Not helping the receiver mix was the fact rookie speed receiver Marvin Jones was supposed to play the most of his career Sunday but he never got the chance when he sprained his knee blocking on a kickoff and he could be out as much as four weeks as the Bengals try to find Green's T.J. Houshmandzadeh and Chris Henry. No one with any consistency has emerged. For instance, Dalton took five shots at tight end Jermaine Gresham and got three catches for 19 yards.

"Andy has continued to progress; we need to continue to play well around Andy," Lewis said. "It was another game where he did not force the ball, and that's what we want to make sure of. We have to make sure we get to the right spots for him so he can deliver the football. The breakdown in protection at times threw him off and he had to move and adjust."

After running the ball nine times for 49 yards on their first series, the Bengals ran it 12 times for 31 yards the rest of the way. With 5:29 left in the game and the Bengals down, 24-17, on their own 11 they rolled out their jumbo package to blast it out of there. Except Steelers nose tackle Casey Hampton beat Robinson to drop running back BenJarvus Green-Ellis for a two-yard loss after he scratched for two yards the play before.

The Bengals used their "Big" package a lot. Dennis Roland, usually the tackle eligible, played 32 percent of the snaps. 

"We had a lot of good runs out of that grouping and the first run we got (two), and then we came back and Casey jumped around the center and made a play in the backfield," Lewis said. "Right now it doesn't seem like the right thing to do, but at the time obviously we did it because it's the play we called."

Lewis might have been able to say that about a bunch of plays, and not just the odd interception that turned this game when Dalton tried to stop his throw in mid-fling when he saw a route jumped. It slipped out of his hand like a bar of soap into the back of right guard Kevin Zeitler's helmet and then into the arms of Steelers linebacker LaMarr Woodley with 1:23 left in the first half.

It was fitting that on a night the Steelers messed up their notorious one-gadget-play-snap-a-game against the Bengals when running back Baron Batch dropped a wide-open TD pass off a throwback pass from wide receiver Antonio Brown, it was still a whacky play that defined the game.

"There are always chances in a game," Green said. "If Andy doesn't see it, he's not going to force the ball in there. They clouded to my side the whole game, they did a heck of a job with it."

The Bengals went downfield hardly at all. "I guess we were trying to get other guys involved," Green said. "We had some other guys step up little bit, but we have to be more consistent."

No one caught a ball longer than Sanu's 17-yarder on the first series of the third quarter. LeBeau strikes again.

"It's a good time for a bye week so we can clear our heads and everybody can get back to football when we come back," Green said. "We're inches away, a play away, it's the little stuff away from becoming a great offense. It's going to pick up sooner or later."

It was a night of contradictions. The banged-up Steelers offense churned out its best rushing day of the season.
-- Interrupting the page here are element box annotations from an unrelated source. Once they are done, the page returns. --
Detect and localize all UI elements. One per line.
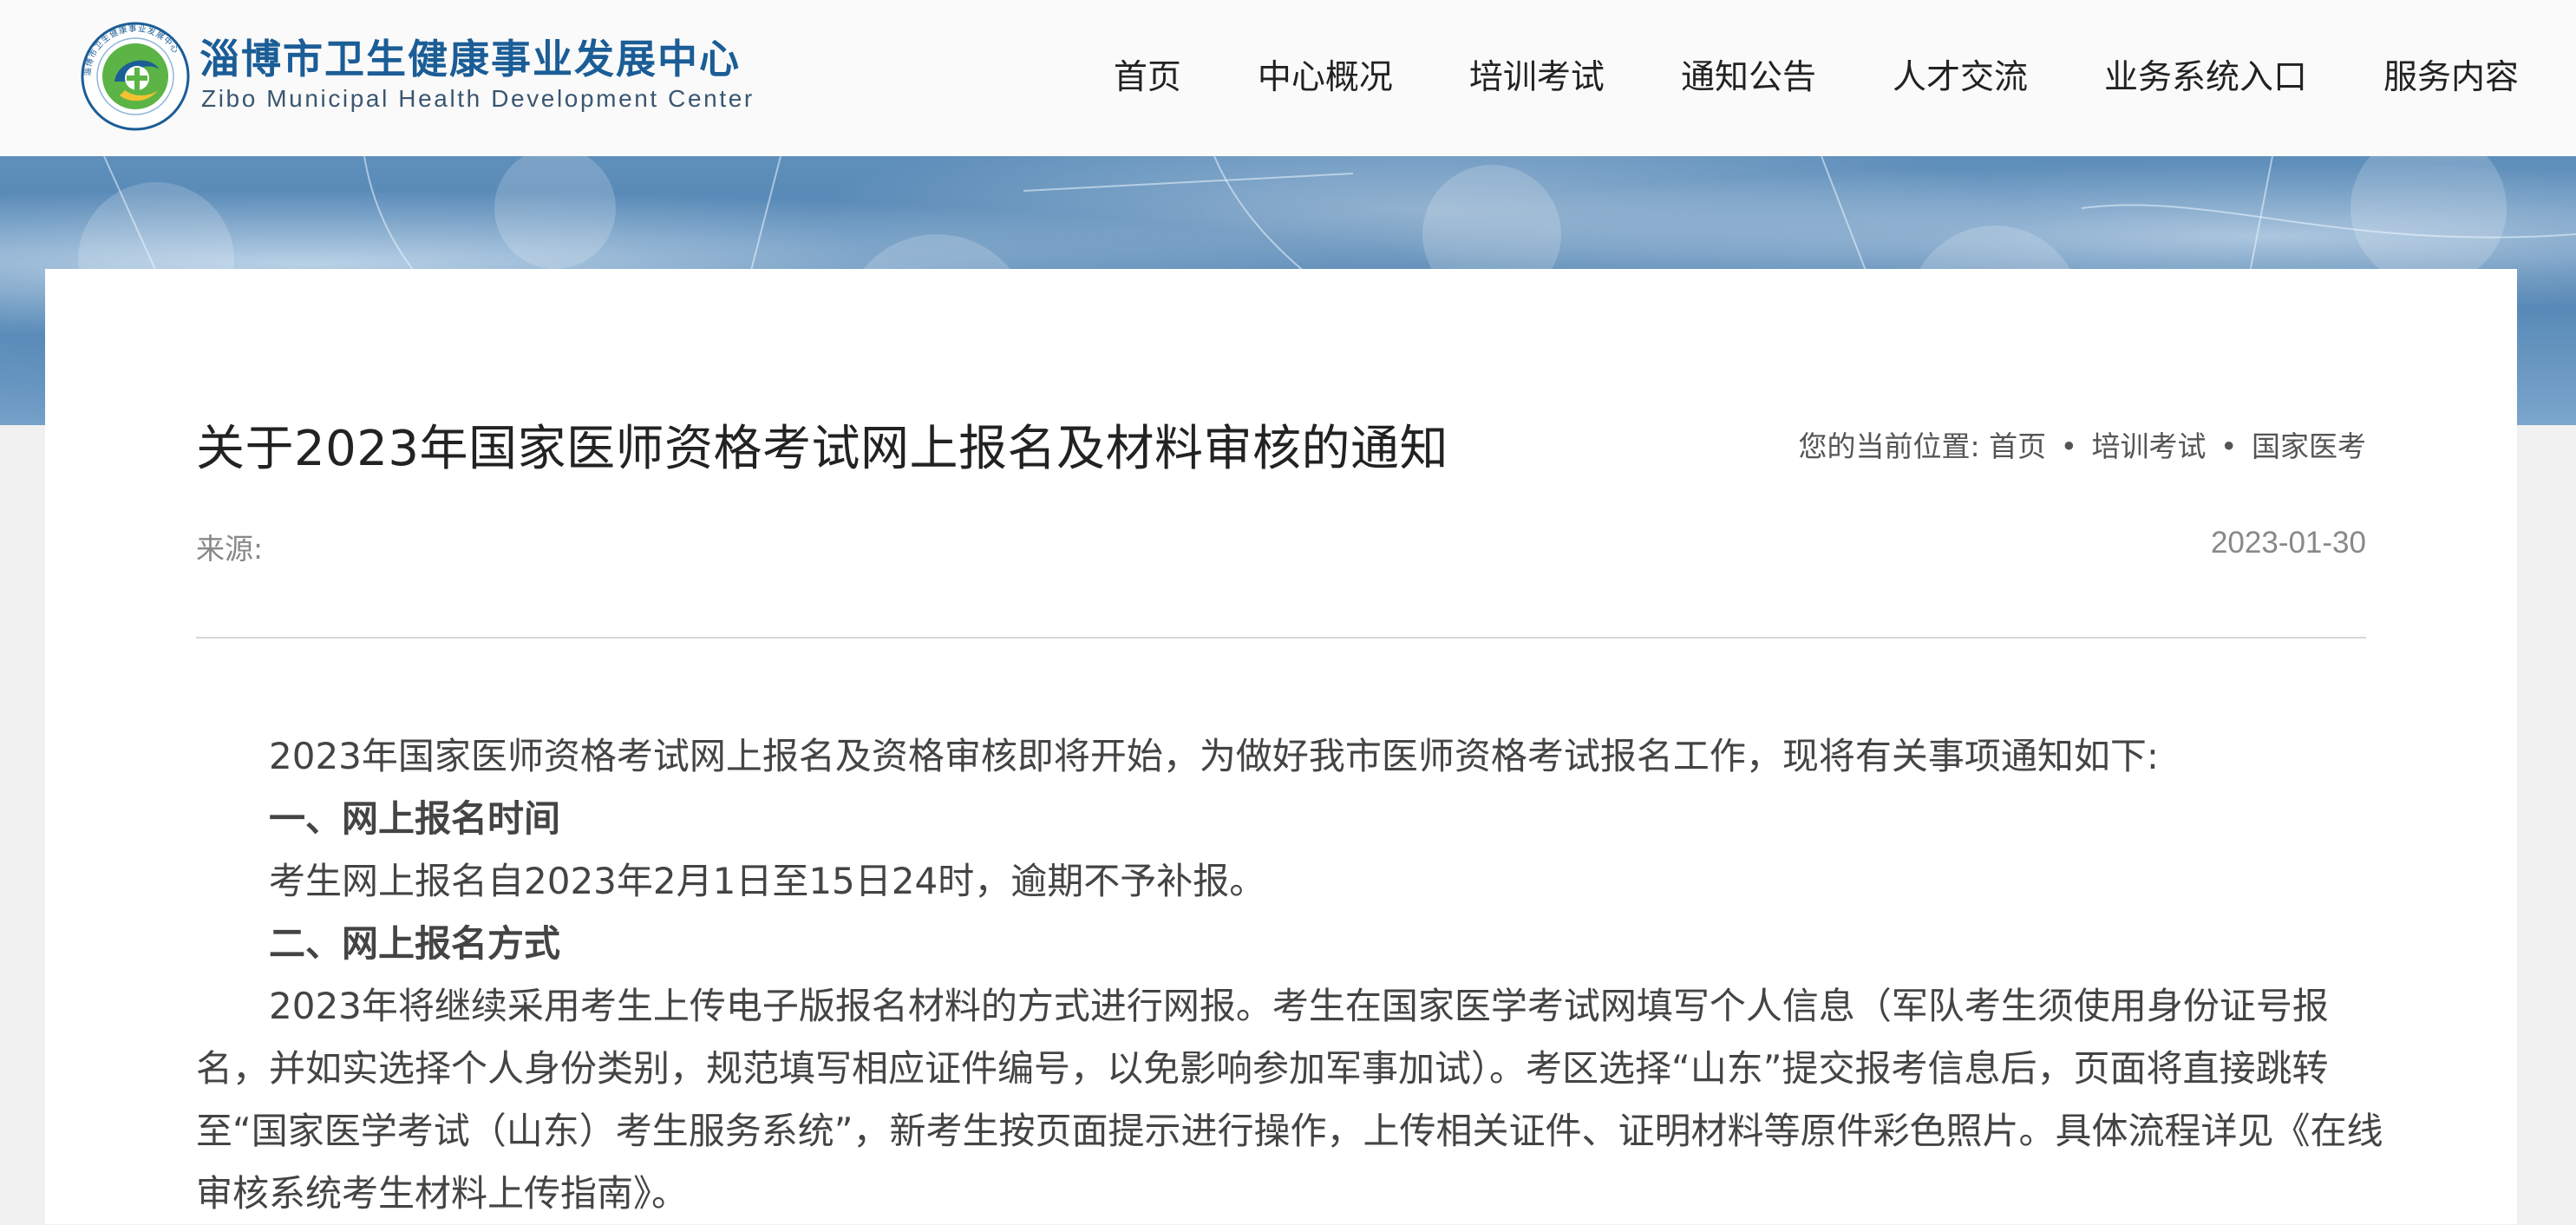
section-heading-registration-time: 一、网上报名时间 [269,797,561,840]
nav-item-notices[interactable]: 通知公告 [1681,43,1816,106]
logo-title-cn: 淄博市卫生健康事业发展中心 [199,36,741,82]
logo-title-en: Zibo Municipal Health Development Center [201,85,755,112]
article-title: 关于2023年国家医师资格考试网上报名及材料审核的通知 [196,421,1449,477]
article-source: 来源: [196,532,264,566]
nav-item-training-exams[interactable]: 培训考试 [1469,43,1605,106]
site-logo[interactable]: 淄博市卫生健康事业发展中心 淄博市卫生健康事业发展中心 Zibo Municip… [80,21,756,134]
breadcrumb-item-training[interactable]: 培训考试 [2092,429,2207,463]
section-heading-registration-method: 二、网上报名方式 [269,922,561,965]
title-divider [196,637,2366,639]
nav-item-center-overview[interactable]: 中心概况 [1258,43,1393,106]
site-header: 淄博市卫生健康事业发展中心 淄博市卫生健康事业发展中心 Zibo Municip… [0,0,2576,156]
article-panel: 关于2023年国家医师资格考试网上报名及材料审核的通知 您的当前位置: 首页 •… [45,269,2517,1224]
breadcrumb: 您的当前位置: 首页 • 培训考试 • 国家医考 [1798,423,2366,465]
nav-item-services[interactable]: 服务内容 [2383,43,2519,106]
logo-emblem-icon: 淄博市卫生健康事业发展中心 [81,22,190,131]
article-intro: 2023年国家医师资格考试网上报名及资格审核即将开始，为做好我市医师资格考试报名… [269,735,2160,777]
breadcrumb-separator: • [2220,429,2238,463]
section-body-registration-time: 考生网上报名自2023年2月1日至15日24时，逾期不予补报。 [269,860,1266,902]
nav-item-home[interactable]: 首页 [1114,43,1181,106]
nav-item-talent-exchange[interactable]: 人才交流 [1893,43,2028,106]
article-body: 2023年国家医师资格考试网上报名及资格审核即将开始，为做好我市医师资格考试报名… [196,725,2383,1225]
main-nav: 首页 中心概况 培训考试 通知公告 人才交流 业务系统入口 服务内容 [1037,43,2519,106]
nav-item-business-systems[interactable]: 业务系统入口 [2104,43,2307,106]
breadcrumb-prefix: 您的当前位置: [1798,429,1980,463]
article-date: 2023-01-30 [2210,526,2366,560]
breadcrumb-item-national-exam[interactable]: 国家医考 [2252,429,2366,463]
breadcrumb-separator: • [2060,429,2078,463]
section-body-registration-method: 2023年将继续采用考生上传电子版报名材料的方式进行网报。考生在国家医学考试网填… [196,985,2383,1215]
breadcrumb-item-home[interactable]: 首页 [1989,429,2046,463]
If there was ever a night to beat the Steelers, wasn't this it? No Troy Polamalu, third-string running backs and a backup center and right tackle.
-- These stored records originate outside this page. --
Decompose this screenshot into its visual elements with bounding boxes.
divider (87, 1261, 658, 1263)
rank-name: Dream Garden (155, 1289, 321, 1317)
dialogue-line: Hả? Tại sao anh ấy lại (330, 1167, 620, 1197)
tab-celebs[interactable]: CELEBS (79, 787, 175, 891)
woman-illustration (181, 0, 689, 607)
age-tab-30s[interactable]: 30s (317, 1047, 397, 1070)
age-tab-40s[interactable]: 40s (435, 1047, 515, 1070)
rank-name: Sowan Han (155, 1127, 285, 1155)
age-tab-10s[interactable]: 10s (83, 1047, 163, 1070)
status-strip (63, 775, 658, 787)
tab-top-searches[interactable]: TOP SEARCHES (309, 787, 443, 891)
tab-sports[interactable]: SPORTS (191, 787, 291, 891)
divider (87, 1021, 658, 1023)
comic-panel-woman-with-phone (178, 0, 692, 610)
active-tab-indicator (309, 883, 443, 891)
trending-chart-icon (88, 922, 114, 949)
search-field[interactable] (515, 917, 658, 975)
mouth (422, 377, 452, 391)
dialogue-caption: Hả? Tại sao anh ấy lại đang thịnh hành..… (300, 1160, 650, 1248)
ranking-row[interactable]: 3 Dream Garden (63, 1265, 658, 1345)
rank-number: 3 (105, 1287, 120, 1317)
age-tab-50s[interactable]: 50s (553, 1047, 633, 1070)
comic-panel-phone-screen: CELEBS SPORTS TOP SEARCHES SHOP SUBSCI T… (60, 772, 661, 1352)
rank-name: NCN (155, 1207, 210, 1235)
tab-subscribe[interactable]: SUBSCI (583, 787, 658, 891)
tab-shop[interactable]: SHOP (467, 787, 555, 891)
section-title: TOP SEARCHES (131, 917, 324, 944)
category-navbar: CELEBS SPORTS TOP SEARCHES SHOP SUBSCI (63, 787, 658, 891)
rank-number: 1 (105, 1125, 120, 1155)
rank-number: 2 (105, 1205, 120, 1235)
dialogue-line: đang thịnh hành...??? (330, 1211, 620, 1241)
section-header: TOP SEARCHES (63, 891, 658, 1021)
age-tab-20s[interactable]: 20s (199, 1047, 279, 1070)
"I wouldn't say that; we had a chance right at the end of the half there," said defensive tackle Domata Peko. "We were driving, then a pick and a score. We're in the game the whole way. We have to examine ourselves and try to fix the problem because we've got a tough schedule. Coach (Lewis) was talking about the bye week, where we examine ourselves and make some changes for whatever we're going to do to win."

"We're what are setting us back," said veteran safety Chris Crocker. "Our wounds are self-inflicted. It's pretty obvious. We're a young team. Talented but young. We're up 14-3 and … we've got to learn to play with the lead."

Green-Ellis, coming off a Super Bowl appearance, knows this style of game already.

"It's a heavyweight fight when you're up against a contending team," he said "When they throw punches and we throw them back and it's a heavyweight fight. Back and forth, that's the way it happened tonight. They got the last punch in."

Now the Bengals will find out if they can take a punch.